Jeep is not present in India, which some analysts expect to become the world's third-largest car market behind China and the US by 2020, but the iconic US off-road brand will launch in the world second most populous nation this year with the Cherokee and Wrangler.
Dougherty highlighted the similarities of this plan with a well-worn path taken by another manufacturer, Ford, which imports the EcoSport compact SUV from India.
"It’s a similar strategy to what Ford does today," he said. "Ford builds product in India and ships over here, and ships to different parts of Asia, because they built a plant as well, and plant capacity was underutilised. Now it’s become an export plant for them. So we’ll do something similar."
Dougherty believes that the plant’s excess capacity will provide Australia with ample stock.
“I don’t think it has been utilised to its full capacity as most manufacturers built there. They anticipated the market coming together there much more quickly, like China’s did, but India’s hasn’t come together quite as fast -- but it will."
However, India may not always be an export hub, Dougherty warned.

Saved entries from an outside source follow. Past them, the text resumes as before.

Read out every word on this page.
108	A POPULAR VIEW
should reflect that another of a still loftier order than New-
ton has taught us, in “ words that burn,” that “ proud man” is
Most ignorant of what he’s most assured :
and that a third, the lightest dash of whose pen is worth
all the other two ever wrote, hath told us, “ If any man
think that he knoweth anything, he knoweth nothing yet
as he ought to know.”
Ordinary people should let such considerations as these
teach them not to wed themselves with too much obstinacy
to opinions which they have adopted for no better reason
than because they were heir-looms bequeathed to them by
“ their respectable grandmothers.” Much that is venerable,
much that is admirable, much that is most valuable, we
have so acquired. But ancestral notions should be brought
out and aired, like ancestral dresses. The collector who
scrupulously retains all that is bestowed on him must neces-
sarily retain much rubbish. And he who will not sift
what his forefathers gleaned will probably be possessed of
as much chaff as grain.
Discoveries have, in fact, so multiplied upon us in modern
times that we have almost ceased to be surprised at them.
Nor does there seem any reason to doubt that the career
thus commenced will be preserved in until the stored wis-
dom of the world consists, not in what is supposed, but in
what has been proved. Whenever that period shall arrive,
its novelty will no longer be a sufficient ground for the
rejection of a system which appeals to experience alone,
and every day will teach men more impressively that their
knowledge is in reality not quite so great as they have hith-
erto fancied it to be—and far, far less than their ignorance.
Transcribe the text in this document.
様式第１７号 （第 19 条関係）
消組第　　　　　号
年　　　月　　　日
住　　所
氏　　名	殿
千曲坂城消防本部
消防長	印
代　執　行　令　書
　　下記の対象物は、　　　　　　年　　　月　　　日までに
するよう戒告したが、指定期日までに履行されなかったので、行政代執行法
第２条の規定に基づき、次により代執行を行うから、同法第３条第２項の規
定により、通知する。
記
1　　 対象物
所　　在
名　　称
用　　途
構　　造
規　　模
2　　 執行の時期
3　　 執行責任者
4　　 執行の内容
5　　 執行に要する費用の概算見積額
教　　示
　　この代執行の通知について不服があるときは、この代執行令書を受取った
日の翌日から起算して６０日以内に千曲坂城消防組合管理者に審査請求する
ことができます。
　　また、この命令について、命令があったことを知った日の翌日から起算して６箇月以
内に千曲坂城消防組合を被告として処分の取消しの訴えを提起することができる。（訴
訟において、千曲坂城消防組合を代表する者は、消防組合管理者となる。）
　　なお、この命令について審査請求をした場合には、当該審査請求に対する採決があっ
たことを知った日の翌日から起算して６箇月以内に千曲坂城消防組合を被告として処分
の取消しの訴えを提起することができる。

“In some point in time the Indian market will grow to a point where that plant will sustain itself -- for India.”
If this occurs, Dougherty said Australia may have another card up its sleeve -- China.
FCA has a new joint-venture in China to build Jeeps. GAC Fiat Chrysler Automobiles (GFC), the existing joint-venture between FCA and Guangzhou Automobile Group (GAC), announced on July 16 that it will form a new company, GAC Fiat Chrysler Automobiles Sales.
GAC and FCA will start Jeep Cherokee production in China by the end of this year, with two additional Jeep models to join the Chinese Cherokee by the end of 2016, meaning that within two years Jeep will have assembly plants in the US, Brazil, Italy, China and India.
“We're building the Cherokee there [in China] and that will expand to other models going forward. We’re very excited about that because it represents an opportunity for us,” said Dougherty.